【リレーエッセイ(トレーナー9)】
森實摩利子
高知県で児童通所支援事業所を運営しております、森實摩利子と申します。
和歌山県立たちばな支援学校の岡本先生よりバトンを受け取りました。
動作法と出会って25年。これまで私を育ててくださった方々への感謝を、この機会にお伝えしたいと思います。
一つ目の感謝は、私の師でもある安好博光先生です。
私が動作法を学ぶことになったのは、鳴門教育大学大学院で安好先生のゼミに所属したことがきっかけでした。
「私が支えると立てない。でも安好先生が支えると立てる」——そんな現実と、何度も向き合ってきました。
「できないのは子どもではなく、トレーナーが下手だからだ」という言葉。一見厳しいようですが、「それができるように教えるのが私の役目だ」と、常にそばでご指導くださいました。

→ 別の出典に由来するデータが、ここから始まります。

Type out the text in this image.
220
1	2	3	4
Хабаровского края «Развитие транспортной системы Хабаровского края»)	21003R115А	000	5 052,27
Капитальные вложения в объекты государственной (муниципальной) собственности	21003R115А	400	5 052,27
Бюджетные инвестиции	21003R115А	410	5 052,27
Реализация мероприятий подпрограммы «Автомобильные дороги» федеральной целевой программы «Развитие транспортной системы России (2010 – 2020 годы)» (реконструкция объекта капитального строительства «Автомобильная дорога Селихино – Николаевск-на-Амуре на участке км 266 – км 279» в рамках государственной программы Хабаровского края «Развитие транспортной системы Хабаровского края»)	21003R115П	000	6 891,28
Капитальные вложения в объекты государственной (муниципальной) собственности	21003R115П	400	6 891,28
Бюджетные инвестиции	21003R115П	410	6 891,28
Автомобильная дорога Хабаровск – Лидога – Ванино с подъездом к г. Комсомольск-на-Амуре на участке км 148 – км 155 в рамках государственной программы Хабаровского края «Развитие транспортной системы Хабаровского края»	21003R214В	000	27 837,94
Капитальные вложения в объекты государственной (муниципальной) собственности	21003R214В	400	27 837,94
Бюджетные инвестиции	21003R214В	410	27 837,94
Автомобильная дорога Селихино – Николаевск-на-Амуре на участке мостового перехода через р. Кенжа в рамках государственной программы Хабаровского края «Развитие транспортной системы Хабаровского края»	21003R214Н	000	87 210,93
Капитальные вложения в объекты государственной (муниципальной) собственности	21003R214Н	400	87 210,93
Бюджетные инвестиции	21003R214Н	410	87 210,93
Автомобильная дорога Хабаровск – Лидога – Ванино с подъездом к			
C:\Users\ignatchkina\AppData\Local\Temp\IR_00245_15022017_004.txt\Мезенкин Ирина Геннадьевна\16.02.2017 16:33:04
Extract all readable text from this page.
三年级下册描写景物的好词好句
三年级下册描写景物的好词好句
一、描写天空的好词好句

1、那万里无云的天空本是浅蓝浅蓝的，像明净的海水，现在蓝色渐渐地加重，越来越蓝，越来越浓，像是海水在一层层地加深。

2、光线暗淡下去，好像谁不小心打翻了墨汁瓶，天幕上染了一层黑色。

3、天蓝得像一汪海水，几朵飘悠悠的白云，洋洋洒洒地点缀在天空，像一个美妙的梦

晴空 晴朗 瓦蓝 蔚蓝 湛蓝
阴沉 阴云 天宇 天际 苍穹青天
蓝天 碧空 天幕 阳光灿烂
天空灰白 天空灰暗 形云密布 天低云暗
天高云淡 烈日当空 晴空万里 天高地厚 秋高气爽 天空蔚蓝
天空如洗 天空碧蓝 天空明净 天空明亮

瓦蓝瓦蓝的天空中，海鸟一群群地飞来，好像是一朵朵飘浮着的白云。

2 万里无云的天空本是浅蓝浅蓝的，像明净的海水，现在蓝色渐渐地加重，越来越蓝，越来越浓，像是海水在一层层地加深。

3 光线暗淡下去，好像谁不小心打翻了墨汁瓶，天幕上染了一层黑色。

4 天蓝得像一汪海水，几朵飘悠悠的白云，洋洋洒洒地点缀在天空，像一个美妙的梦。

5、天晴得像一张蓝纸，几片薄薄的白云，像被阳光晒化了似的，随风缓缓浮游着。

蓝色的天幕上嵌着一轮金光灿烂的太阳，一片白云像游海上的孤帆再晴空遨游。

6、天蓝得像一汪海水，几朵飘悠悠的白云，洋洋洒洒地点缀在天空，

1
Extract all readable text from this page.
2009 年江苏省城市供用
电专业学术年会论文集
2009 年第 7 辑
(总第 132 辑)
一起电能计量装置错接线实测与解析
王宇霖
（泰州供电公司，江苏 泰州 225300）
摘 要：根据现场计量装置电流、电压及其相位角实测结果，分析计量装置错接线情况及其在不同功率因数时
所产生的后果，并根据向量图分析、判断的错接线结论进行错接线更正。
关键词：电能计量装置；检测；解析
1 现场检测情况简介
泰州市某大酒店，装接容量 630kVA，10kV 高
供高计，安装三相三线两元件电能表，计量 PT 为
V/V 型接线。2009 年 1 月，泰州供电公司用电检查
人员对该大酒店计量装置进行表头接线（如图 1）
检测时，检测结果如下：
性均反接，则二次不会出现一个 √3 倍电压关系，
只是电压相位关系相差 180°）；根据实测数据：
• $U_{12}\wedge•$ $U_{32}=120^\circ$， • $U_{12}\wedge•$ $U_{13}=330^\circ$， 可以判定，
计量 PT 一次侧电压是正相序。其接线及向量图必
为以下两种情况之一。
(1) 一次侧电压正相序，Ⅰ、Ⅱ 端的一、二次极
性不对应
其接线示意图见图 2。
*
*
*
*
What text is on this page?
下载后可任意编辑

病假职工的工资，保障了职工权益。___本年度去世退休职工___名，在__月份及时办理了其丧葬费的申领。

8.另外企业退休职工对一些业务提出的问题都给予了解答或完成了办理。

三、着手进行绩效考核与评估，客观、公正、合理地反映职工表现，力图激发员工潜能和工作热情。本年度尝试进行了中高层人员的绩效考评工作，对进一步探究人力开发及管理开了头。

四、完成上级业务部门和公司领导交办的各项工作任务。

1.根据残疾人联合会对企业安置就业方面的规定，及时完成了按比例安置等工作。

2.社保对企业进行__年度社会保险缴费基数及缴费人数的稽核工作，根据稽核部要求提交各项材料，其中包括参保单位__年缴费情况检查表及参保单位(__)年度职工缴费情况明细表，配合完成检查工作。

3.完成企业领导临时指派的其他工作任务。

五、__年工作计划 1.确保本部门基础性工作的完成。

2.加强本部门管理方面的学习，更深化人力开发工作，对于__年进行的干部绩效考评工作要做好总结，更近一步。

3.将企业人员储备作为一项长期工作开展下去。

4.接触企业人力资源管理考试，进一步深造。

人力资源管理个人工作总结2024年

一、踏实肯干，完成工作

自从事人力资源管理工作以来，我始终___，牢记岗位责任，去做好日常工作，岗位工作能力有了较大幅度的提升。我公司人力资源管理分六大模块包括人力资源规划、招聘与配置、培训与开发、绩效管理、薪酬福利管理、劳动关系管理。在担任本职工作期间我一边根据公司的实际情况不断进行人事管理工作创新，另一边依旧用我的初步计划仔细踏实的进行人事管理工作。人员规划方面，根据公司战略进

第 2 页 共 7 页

言葉は厳しくとも、子どもたちへ向けるまなざしはとても温かい。
SVとしての役割を担う今、トレーニーさんの願いや保護者の希望、トレーナーさんの学びに対し、SVである私が責任を持たねばなりませんが、まだまだ学ぶべきことは多くあります。
現在も年に1回、高知にお越しいただき、ご指導を受けていますが、毎回が刺激的で学びの多い時間です。
安好先生、これからもご指導のほど、よろしくお願いいたします。
二つ目の感謝は、2017年に私が開業するきっかけをくださった中野弘治先生です。
高知県は、動作法人口が多い県とは言えません。当時、心リハの活動以外で動作法を実践する場は、ほとんどありませんでした。
そのため、開業当初は動作法を知っていただくために、中野先生と二人で放課後等デイサービスや高齢者施設を回って営業しました。
先生は、初めての場所でも「どうしたん? その肩、ちょっと弛めたろか」と、軽やかに声をかけ、するすると相手の心をつかんでしまいます。心をがっちりとつかむ技術と、生まれ持ったユーモア。そばで見ていて、毎回すごいなあと感動していました。
先生が背中を押してくださったからこそ、今の私があります。
とても悲しいことに、先生は今年の7月にご逝去されました。もっと多くのことを教えていただきたかったし、わいわいと楽しいお酒もご一緒したかった…。
天国で、成瀬先生とお会いになられましたでしょうか。心よりご冥福をお祈りいたします。
三つ目の感謝は、私を育ててくださった高知県心理リハビリテイション研究会のメンバー、そしてフェニックス親の会のみなさんです。
学生の頃からお世話になり、もう25年になります。キャンプでは、うまくできなかった悔しさや申し訳なさから涙したことも多々ありますが、初心者トレーナーも大きな懐で受け入れ、育ちを見守ってくださる保護者の皆様には、本当に感謝しかありません。
また、切磋琢磨しながら共に学ぶ研究会メンバーからは、いつも大きな刺激をもらっています。
2018年には高知で全国大会を開催。少数精鋭メンバーで準備を行い、徳島や岩手の先生方にも助けていただき、何とか大役を果たせました。
全国大会を経て、研究会と親の会の結束は一層高まり、コロナ禍も無事に乗り越え、今年で48回目のキャンプを迎えます。
この場に集うことが大好きなメンバーがいる限り、50回、60回と回を重ねられるよう、これからも変化に柔軟に対応し、支え合いながら活動を続けていきたいと思います。